Carol winced at his willingness to be a bad boy and come and sit, at
his enjoyment of a not very stimulating game in which Maud, Dave, and
Cy snatched slices of cold tongue from one another's plates. Maud, it
seemed, was slightly dizzy from the swim. She remarked publicly, "Dr.
Kennicott has helped me so much by putting me on a diet," but it was
to Erik alone that she gave the complete version of her peculiarity in
being so sensitive, so easily hurt by the slightest cross word, that she
simply had to have nice cheery friends.
Erik was nice and cheery.
Carol assured herself, "Whatever faults I may have, I certainly couldn't
ever be jealous. I do like Maud; she's always so pleasant.

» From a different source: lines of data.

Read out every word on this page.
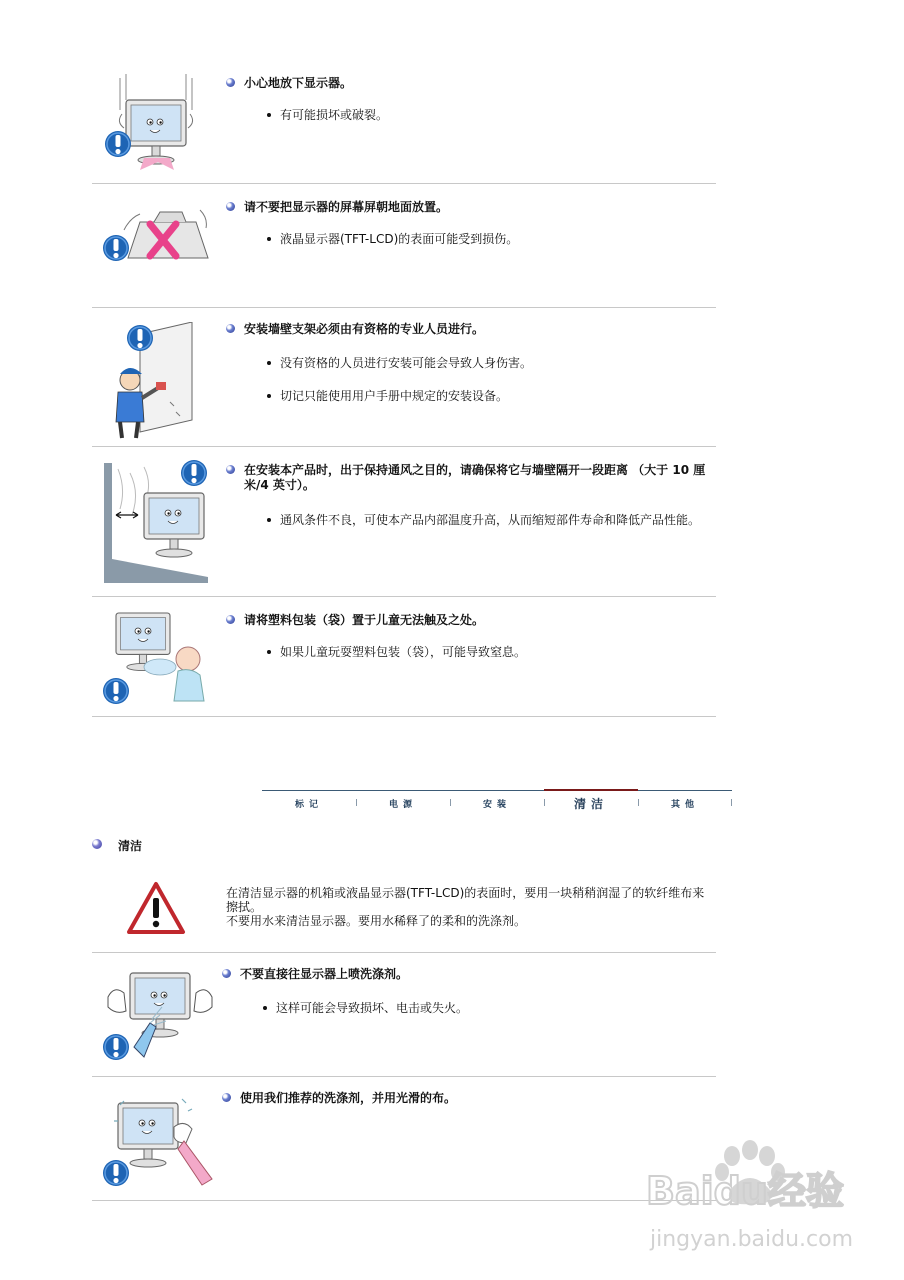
小心地放下显示器。
有可能损坏或破裂。
请不要把显示器的屏幕屏朝地面放置。
液晶显示器(TFT-LCD)的表面可能受到损伤。
安装墙壁支架必须由有资格的专业人员进行。
没有资格的人员进行安装可能会导致人身伤害。
切记只能使用用户手册中规定的安装设备。
在安装本产品时，出于保持通风之目的，请确保将它与墙壁隔开一段距离 （大于 10 厘米/4 英寸）。
通风条件不良，可使本产品内部温度升高，从而缩短部件寿命和降低产品性能。
请将塑料包装（袋）置于儿童无法触及之处。
如果儿童玩耍塑料包装（袋），可能导致窒息。
标记	电源	安装	清洁	其他
清洁

在清洁显示器的机箱或液晶显示器(TFT-LCD)的表面时，要用一块稍稍润湿了的软纤维布来擦拭。

不要用水来清洁显示器。要用水稀释了的柔和的洗涤剂。

不要直接往显示器上喷洗涤剂。
这样可能会导致损坏、电击或失火。
使用我们推荐的洗涤剂，并用光滑的布。
Baidu经验
jingyan.baidu.com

But I wonder
if she isn't just a bit fond of fishing for men's sympathy? Playing
with Erik, and her married----Well----But she looks at him in that
languishing, swooning, mid-Victorian way. Disgusting!"
Cy Bogart lay between the roots of a big birch, smoking his pipe and
teasing Fern, assuring her that a week from now, when he was again a
high-school boy and she his teacher, he'd wink at her in class. Maud
Dyer wanted Erik to "come down to the beach to see the darling little
minnies." Carol was left to Dave, who tried to entertain her with
humorous accounts of Ella Stowbody's fondness for chocolate peppermints.